Last week I ran a “High-Impact Teams In 2024 5-Day Challenge”.
Beyond being a lot of fun, it helped me learn about challenges leaders face to improve teams’ practices. I’m still exploring this further, so I’m booking a few calls to ask about challenges and, in return, do my best to offer some advice. If you are interested, you can book a call here.
Why do we create strategies?
To focus on the most critical problems or opportunities which will help us get closer to our vision.
And the first step of putting that focus into action is concentrating our resources there.
This is easier said than done, and the complexity becomes more evident when we have more than one product, at different maturity stages, and with very different strategic paths ahead of them.
While this problem can fall into the Portfolio Strategy space for larger corporations, startups also face this challenge when expanding.
In this episode, I spoke with Iryna Struk, who is running product management at HandsHQ, a startup with a mature product and another one trying to find product market fit.
We discussed not only resource allocation but also a broad set of topics, starting as usual with how they create strategy, how they handle context switches, and how they balance the different levels of uncertainty when planning.
Listen now on Apple, Spotify, Google, and YouTube, and read on for my takeaways and highlights of the episode.

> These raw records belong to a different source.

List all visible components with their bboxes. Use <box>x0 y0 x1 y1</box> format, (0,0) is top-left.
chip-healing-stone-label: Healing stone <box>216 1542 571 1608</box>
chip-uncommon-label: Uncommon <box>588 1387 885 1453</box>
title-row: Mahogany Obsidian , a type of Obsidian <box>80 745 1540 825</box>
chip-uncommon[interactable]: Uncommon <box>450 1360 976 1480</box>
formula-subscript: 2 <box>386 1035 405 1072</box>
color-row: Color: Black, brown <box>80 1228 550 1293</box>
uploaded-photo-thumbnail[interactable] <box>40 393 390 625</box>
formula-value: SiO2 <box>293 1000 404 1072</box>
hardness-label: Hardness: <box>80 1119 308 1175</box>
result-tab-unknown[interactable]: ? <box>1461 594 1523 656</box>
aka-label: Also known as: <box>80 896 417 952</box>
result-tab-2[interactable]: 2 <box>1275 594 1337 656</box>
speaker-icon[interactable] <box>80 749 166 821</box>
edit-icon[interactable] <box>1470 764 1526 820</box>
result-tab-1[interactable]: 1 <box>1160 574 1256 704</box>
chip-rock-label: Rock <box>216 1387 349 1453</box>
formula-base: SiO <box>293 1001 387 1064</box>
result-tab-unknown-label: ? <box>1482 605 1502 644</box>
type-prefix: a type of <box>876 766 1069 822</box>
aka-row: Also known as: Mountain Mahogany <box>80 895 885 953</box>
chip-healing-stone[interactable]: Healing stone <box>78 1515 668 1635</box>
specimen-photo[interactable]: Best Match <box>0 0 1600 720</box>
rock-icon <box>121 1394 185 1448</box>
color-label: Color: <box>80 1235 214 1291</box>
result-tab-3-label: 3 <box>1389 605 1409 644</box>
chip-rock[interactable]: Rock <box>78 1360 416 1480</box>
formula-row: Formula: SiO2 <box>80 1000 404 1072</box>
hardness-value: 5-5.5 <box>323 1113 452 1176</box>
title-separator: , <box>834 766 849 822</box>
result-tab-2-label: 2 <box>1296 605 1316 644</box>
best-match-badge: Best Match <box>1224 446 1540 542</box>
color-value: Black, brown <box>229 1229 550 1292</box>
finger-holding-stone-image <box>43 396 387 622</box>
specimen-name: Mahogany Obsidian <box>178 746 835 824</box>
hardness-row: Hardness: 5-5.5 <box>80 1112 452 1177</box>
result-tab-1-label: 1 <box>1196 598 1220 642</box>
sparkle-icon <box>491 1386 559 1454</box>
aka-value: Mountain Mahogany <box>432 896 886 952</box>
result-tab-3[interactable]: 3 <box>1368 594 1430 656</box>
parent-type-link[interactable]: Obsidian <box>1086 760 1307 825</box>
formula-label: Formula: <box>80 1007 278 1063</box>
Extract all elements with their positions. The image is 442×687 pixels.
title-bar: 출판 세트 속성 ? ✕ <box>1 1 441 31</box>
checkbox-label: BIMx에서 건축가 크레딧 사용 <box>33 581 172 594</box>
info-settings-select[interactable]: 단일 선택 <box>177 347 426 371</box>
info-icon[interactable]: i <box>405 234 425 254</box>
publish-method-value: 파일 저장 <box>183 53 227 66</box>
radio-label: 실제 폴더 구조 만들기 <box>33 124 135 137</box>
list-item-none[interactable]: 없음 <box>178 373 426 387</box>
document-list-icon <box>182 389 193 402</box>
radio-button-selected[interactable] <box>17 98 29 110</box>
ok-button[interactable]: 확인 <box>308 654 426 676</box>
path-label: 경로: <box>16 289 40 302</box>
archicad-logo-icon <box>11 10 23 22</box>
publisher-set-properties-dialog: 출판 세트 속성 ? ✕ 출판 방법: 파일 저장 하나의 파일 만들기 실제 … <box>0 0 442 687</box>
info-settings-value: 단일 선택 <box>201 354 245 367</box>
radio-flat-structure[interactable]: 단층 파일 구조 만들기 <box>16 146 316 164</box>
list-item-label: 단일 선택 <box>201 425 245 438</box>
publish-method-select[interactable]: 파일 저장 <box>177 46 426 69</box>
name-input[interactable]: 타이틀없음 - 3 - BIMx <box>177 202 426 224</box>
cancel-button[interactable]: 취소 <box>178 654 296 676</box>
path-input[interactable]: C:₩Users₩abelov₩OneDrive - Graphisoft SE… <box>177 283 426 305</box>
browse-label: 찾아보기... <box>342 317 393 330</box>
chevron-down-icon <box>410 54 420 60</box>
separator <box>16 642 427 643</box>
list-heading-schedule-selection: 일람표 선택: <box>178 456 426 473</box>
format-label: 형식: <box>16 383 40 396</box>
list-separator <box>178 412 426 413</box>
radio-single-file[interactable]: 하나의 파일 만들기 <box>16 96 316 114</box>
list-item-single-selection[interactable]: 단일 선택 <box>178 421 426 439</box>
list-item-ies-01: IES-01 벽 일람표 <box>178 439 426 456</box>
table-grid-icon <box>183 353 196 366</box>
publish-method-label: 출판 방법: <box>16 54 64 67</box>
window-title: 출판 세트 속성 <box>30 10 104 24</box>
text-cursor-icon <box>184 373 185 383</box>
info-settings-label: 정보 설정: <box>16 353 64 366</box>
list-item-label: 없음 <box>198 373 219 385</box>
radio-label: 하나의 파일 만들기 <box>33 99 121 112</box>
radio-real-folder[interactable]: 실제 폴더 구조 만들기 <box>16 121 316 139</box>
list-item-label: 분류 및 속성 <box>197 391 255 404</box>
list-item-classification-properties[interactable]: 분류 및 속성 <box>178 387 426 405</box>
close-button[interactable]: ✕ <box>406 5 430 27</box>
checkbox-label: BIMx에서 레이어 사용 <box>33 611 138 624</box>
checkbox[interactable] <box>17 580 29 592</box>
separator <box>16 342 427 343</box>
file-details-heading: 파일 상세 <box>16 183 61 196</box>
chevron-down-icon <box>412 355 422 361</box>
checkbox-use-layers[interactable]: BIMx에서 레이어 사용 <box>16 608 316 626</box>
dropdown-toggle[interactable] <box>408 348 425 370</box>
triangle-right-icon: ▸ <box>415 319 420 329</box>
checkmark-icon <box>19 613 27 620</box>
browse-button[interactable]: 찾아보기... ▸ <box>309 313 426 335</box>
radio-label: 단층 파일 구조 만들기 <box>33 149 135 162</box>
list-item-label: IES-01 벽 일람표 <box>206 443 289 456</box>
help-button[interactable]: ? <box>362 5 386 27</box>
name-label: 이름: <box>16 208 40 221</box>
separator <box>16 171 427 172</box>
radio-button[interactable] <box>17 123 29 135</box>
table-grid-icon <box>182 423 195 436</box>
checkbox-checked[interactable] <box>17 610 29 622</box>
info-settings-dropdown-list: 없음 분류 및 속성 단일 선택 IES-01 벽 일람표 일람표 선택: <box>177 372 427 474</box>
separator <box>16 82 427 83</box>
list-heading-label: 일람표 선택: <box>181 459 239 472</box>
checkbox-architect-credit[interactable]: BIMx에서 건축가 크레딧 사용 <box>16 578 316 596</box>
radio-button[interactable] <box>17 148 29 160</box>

My takeaways from this episode
Iryna’s startup manages two products at different stages of maturity with a single team. To craft the strategy, she clarifies the company vision with the CEO and then collects insights from different areas of the organization. It usually starts with a whiteboarding session.
When selecting, they first see what opportunities fit the vision and then use business cases to prioritize among them.
They create strategic narratives and pillars to synthesize the storyline.
Getting to the core of the episode, we discussed how they balance time between the two products, and Iryna shared a few options:
They tried creating “bucket allocation.” However, it was challenging to track and decide what to do if something was not achieved when the time assigned ran out.
Now, they focus the strategy around one product. The trade-off is not progressing in both, but they can align and be clear on the one they target for growth.
One of the guiding forces to prioritize what product to focus on is the vision, which moves them away from a pure “ROI” analysis (that will put a stronger focus on the larger existing product) in favor of where we have more opportunity for future growth.
Interestingly, we discussed motivation, and Iryna shared that both could have motivating challenges: the existing product (solving problems for a more extensive existing user base) and the new one (solving a new problem in a new space).